A 74-year old male presented with a 2-months history of dysphagia, dysphonia and weight loss. He had a history of heavy alcohol consumption and smoked 40 cigarettes per day for 40 years. Investigation discovered a laryngeal tumour. He received radiotherapy but his tumour reoccurred. He died 9 months after his initial presentation.
The specimen consists of tongue, pharynx, larynx, oesophagus and trachea and has been mounted in the coronal plane. The oesophagus and trachea have been opened from the posterior aspect. There is a 5 x 4 x 2 cm fungating carcinoma evident extending into both pyriform fossae. The surface of the tumour is irregular with shaggy areas of necrosis. The tumour has arisen from the larynx and involves both vocal cords, the left aryepiglottic fold and both pyriform fossae.
Over 95% of laryngeal cancers are squamous cell carcinomas. The tumour usually develops on the vocal cords but may occur above or below the cords, on the epiglottis, aryepiglottic folds or in the pyriform fossae. The cancer usually begins as squamous cell carcinoma in situ, progressing to ulcerated and fungating invasive carcinoma with continued exposure to carcinogens. The greatest risk factors for developing cancer of the larynx are tobacco smoke and alcohol consumption. Human Papilloma Virus (HPV) infection, asbestos exposure and irradiation have also been shown to be associated with increased incidence of head-and-neck squamous cell carcinoma (HNSCC). Males are affected more than females. It most frequently presents in the 6th decade of life. Laryngeal cancer may spread by invading into surrounding structures, via lymphatics usually to local cervical nodes, or haematogenous metastasis most commonly to the lungs. Common symptoms of HNSCC on presentation include dysphonia, dysphagia, odynophagia, globus and cough. Less commonly haemoptysis, stridor, dyspnoea and halitosis may be described.

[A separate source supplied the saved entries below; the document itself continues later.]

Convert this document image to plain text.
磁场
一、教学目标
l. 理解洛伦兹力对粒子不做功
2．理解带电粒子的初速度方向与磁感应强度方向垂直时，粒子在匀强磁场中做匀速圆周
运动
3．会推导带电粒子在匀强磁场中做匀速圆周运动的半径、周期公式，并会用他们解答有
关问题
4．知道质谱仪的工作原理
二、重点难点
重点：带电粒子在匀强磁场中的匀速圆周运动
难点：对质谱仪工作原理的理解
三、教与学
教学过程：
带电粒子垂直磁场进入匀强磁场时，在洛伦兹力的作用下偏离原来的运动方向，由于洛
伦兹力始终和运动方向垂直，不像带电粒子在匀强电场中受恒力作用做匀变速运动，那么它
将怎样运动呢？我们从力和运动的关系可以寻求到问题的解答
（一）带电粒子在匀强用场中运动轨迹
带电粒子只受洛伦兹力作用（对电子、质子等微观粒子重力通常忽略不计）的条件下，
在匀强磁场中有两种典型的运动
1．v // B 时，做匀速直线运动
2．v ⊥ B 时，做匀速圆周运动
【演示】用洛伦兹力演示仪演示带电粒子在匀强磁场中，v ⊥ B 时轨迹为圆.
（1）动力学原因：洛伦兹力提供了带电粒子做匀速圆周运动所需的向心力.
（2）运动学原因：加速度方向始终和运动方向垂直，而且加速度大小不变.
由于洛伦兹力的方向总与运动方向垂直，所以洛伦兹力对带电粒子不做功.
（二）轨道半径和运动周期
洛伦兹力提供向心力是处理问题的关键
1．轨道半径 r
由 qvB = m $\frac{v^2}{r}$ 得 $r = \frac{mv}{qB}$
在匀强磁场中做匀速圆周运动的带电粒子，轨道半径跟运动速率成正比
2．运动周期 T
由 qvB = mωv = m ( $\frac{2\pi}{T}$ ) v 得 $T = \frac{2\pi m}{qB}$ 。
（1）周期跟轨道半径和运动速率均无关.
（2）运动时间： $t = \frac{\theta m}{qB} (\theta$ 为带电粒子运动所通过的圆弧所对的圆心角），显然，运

Treatment varies on the stage of the disease. Smoking and alcohol cessation are important for all disease stages. In early disease laryngeal preservation treatments may include laser therapy, microsurgery and radiotherapy. Later stage disease treatments may involve a combination of laryngectomy, radiotherapy and chemotherapy.
HPV-related HNSCC have better outcomes than those non-HPV positive tumours. HPV-vaccination programmes have been introduced in several countries, including Australia and the UK, for both boys and girls, in order to reduce their risk for HNSCC.